Морпех 4: Победа! (СИ), стр. 46
— Нельзя.
— Жалко, — вздохнул Тюлькин. — У них хорошие фляги.
Глава 20
Государственную границу мы перешли шестого сентября, в половине одиннадцатого утра, по мосту через какую-то безымянную речку.
Я ждал от этого момента чего-то особенного и заранее себя ругал за то, что жду.
Ничего особенного не случилось.
Мост как мост, речка как речка, на той стороне такая же пыльная дорога и такие же кукурузные поля. Столб стоял, но столб был румынский и стоял он криво, а нашего не было вовсе — его, надо думать, свалили ещё в сорок первом и с тех пор поставить не удосужились.
Рота прошла по мосту молча.
Потом Шабанов остановился на той стороне, обернулся, посмотрел на мост и сказал:
— И всё?
— И всё, — подтвердил Калюжный.
— Так а граница-то где?
— Позаду.
Шабанов ещё раз посмотрел на речку метров десяти шириной.
— Не, ну хоть бы забор какой, — сказал он с обидой. — Три года шли.

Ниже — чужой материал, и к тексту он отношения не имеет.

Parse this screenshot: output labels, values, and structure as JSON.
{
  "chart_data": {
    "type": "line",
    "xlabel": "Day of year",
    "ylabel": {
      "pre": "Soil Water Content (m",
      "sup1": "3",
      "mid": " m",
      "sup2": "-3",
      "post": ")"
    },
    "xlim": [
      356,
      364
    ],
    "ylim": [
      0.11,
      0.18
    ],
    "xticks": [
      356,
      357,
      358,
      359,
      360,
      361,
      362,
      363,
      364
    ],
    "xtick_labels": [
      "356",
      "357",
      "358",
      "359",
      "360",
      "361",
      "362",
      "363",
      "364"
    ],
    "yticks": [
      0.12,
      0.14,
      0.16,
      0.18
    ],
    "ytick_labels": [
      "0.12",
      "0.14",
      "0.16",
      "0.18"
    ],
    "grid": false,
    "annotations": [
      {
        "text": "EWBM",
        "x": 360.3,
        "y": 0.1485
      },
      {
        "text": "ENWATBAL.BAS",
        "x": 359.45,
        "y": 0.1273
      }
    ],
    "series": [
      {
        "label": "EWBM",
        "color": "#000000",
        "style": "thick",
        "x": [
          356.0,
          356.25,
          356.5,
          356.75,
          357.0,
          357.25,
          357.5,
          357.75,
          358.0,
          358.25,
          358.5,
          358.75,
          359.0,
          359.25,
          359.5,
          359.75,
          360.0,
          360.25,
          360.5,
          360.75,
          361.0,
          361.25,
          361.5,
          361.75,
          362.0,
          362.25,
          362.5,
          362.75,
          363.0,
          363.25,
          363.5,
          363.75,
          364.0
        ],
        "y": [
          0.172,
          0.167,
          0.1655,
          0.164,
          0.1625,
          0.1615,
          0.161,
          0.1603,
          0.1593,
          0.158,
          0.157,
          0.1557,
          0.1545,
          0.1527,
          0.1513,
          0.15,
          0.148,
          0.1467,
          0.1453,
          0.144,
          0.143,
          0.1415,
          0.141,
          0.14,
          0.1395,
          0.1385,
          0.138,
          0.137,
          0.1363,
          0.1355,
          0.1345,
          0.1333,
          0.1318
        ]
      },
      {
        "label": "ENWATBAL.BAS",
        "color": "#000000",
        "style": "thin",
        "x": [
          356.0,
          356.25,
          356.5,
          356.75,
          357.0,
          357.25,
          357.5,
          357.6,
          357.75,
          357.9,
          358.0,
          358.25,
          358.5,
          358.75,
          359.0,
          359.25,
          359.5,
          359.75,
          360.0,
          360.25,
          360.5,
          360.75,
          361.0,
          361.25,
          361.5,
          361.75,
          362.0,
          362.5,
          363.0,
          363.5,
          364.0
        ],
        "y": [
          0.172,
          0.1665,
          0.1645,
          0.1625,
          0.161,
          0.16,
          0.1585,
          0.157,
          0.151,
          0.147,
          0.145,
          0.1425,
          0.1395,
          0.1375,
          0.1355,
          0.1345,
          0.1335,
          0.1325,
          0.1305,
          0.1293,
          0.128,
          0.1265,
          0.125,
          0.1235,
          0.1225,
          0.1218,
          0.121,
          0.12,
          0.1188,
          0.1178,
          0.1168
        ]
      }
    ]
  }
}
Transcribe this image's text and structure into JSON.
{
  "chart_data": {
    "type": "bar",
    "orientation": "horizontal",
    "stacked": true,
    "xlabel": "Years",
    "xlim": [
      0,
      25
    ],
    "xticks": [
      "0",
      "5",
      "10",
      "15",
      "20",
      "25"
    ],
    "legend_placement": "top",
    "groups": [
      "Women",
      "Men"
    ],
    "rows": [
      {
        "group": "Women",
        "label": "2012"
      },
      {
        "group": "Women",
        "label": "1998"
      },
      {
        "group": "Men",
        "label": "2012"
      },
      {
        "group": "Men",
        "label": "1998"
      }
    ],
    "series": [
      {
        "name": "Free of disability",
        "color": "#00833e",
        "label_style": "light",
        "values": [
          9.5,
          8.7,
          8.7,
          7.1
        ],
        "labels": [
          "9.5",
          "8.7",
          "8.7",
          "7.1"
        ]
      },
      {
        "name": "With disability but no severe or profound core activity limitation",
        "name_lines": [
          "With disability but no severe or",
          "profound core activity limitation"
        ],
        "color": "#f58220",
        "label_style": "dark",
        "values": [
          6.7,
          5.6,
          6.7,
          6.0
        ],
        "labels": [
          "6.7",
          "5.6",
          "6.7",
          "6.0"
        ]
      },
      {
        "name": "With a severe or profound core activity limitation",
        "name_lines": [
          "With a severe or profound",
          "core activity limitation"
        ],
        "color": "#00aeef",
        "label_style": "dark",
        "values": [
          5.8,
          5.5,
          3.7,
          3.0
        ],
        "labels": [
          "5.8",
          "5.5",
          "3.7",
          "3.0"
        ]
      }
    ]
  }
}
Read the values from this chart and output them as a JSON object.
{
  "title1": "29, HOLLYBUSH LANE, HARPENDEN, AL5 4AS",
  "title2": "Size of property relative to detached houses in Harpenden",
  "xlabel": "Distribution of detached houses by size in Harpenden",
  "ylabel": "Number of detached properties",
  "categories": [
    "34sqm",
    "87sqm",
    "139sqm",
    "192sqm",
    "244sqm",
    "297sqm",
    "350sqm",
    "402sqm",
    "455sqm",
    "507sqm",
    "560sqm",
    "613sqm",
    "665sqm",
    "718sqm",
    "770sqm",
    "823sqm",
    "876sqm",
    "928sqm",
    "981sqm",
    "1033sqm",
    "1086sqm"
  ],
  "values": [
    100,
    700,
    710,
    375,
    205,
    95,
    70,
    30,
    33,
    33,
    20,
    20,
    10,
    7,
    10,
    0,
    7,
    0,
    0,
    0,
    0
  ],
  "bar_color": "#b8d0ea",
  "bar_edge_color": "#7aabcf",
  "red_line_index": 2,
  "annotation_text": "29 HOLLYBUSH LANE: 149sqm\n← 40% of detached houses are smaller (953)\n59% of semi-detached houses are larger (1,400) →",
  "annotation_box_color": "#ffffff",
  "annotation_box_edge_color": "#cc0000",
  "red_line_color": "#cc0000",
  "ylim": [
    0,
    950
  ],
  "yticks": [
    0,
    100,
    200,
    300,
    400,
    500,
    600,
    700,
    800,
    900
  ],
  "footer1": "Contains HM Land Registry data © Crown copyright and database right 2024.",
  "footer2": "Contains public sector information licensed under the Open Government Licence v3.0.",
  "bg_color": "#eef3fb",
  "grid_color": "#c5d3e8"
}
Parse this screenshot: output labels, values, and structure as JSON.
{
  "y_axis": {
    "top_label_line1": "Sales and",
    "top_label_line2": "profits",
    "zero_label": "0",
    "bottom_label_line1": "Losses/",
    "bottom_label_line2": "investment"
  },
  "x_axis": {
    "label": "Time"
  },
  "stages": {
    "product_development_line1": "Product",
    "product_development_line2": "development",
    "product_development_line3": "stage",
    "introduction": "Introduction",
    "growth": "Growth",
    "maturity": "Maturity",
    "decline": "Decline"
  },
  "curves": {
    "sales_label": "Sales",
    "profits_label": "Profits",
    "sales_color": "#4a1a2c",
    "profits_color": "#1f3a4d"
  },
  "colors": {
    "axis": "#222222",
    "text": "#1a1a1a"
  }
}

Тюлькин отковырял от перил щепку и убрал в карман. Я видел, но ничего не сказал.
Румыния оказалась бедной.
Вот этого рота не ожидала совсем. Три года бойцам объясняли — и они сами себе объясняли, — что там, откуда пришли немцы, всё жирное, сытое и краденое. И вдруг выяснилось, что румынская деревня беднее нашей.
Хаты глиняные, крыши камышовые, полы земляные. Дети босые в сентябре, и не потому, что тепло, а потому что обуви нет. Мамалыга вместо хлеба. Волы вместо лошадей.
— Товарищ капитан, — сказал Кабанов на второй день, глядя, как баба гонит двух коз мимо колонны. — А чего они тогда к нам полезли?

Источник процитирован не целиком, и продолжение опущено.